Warren Buffett is a multi-billionaire today, and he’s achieved it through long-term investing in the stock market. Those who have bought shares in his Berkshire Hathaway investing company have profited nicely along the way.
Between 1965 and 2021, Buffett reckons Berkshire Hathaway produced compounded annual returns of around 20% per year. That’s massive by investing standards.
So which aspects of Buffett’s investing approach do I adopt when I invest in UK shares? First and foremost is time, which builds up the benefits of compounded returns.
One of my favourite pieces of Buffett advice is: “If you aren’t willing to own a stock for ten years, don’t even think about owning it for ten minutes.” He goes on to describe his favourite holding period as “forever.”
Imagine having invested £1,000 in Berkshire Hathaway back in 1965. Compounded at 20% per year, that sum would have built up to a staggering £27m by 2021. I think I can see how Buffett got his billions.
Compounding magic
Now that’s a period of 56 years.

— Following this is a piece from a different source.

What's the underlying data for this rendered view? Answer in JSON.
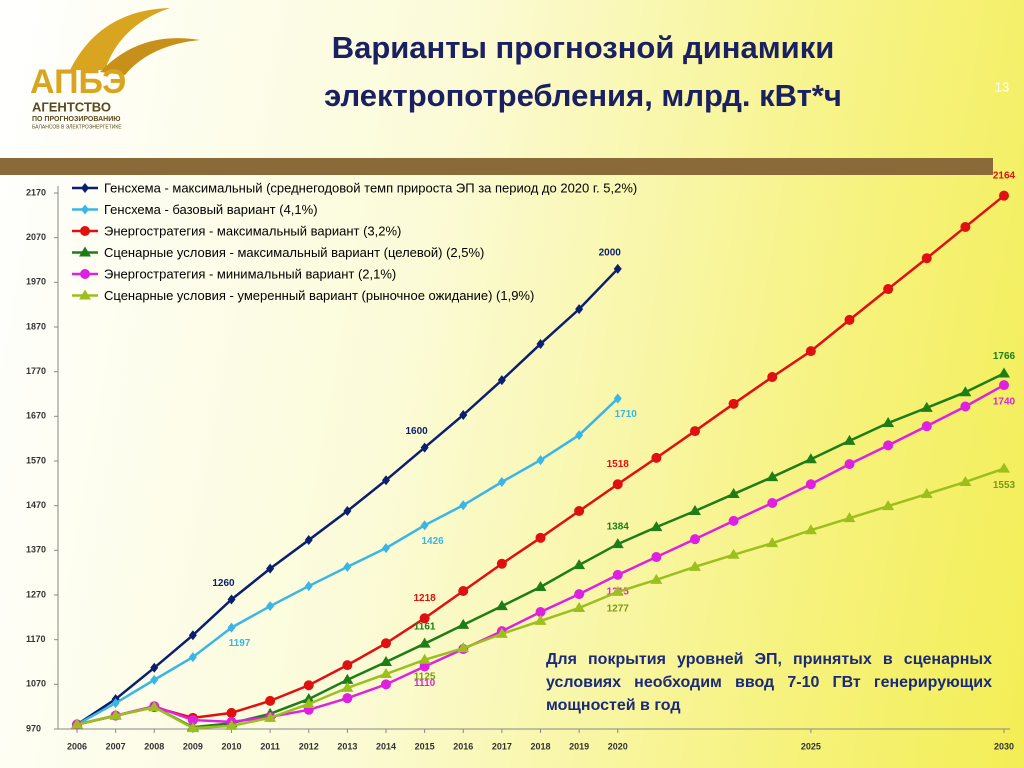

And though I’m in it for the long term, I don’t have a 56-year investing horizon. But even over 20 years, £1,000 invested today at 20% per year would turn into £38,000. And if I invested an extra £1,000 every year, I’d end up with £240,000.
Of course, achieving 20% a year today is all but impossible for me. And there are never any guarantees of any positive returns from buying shares — I fully expect to lose money some years.
But looking at Buffett’s past returns does make the benefits of compounding over the long term crystal clear. And if I can achieve a relatively modest 5-6% per year, I’ll be happy.
So which shares should I actually buy? Time for another Buffett quote: “It is far better to buy a wonderful business at a fair price than a fair business at a wonderful price.”
The Warren Buffett filter
That still leaves me trying to find “wonderful” companies. But even just using Buffett’s 10-year rule helps me narrow down the choices considerably.
I have toyed with investing in the cryptocurrency sector. Not through buying the various coins themselves, but by investing in a crypto miner like Argo Blockchain.
But would I want to hold shares in a crypto miner for 10 years? Or forever? Erm, no. I’d be planning to watch how cryptocurrencies go, and sell in a year or two. Adopting Buffett’s advice means I should rule them out.
The same goes for biotech companies that have boomed and busted during the pandemic. Some now look good value for the next few years of endemic Covid. Again, the Buffett philosophy tells me no.
Stick to what you know
Sticking to what you understand makes a lot of sense too. It’s tricky enough identifying wonderful companies when I understand their businesses well, never mind new techie stuff that’s beyond me.
So these pieces of Buffett advice sum up my approach to building wealth. I’m seeking companies that look so good I could buy them today and forget about them for 20 years. And then actually keep them for 20 years, or more, and let compounding weave its magic.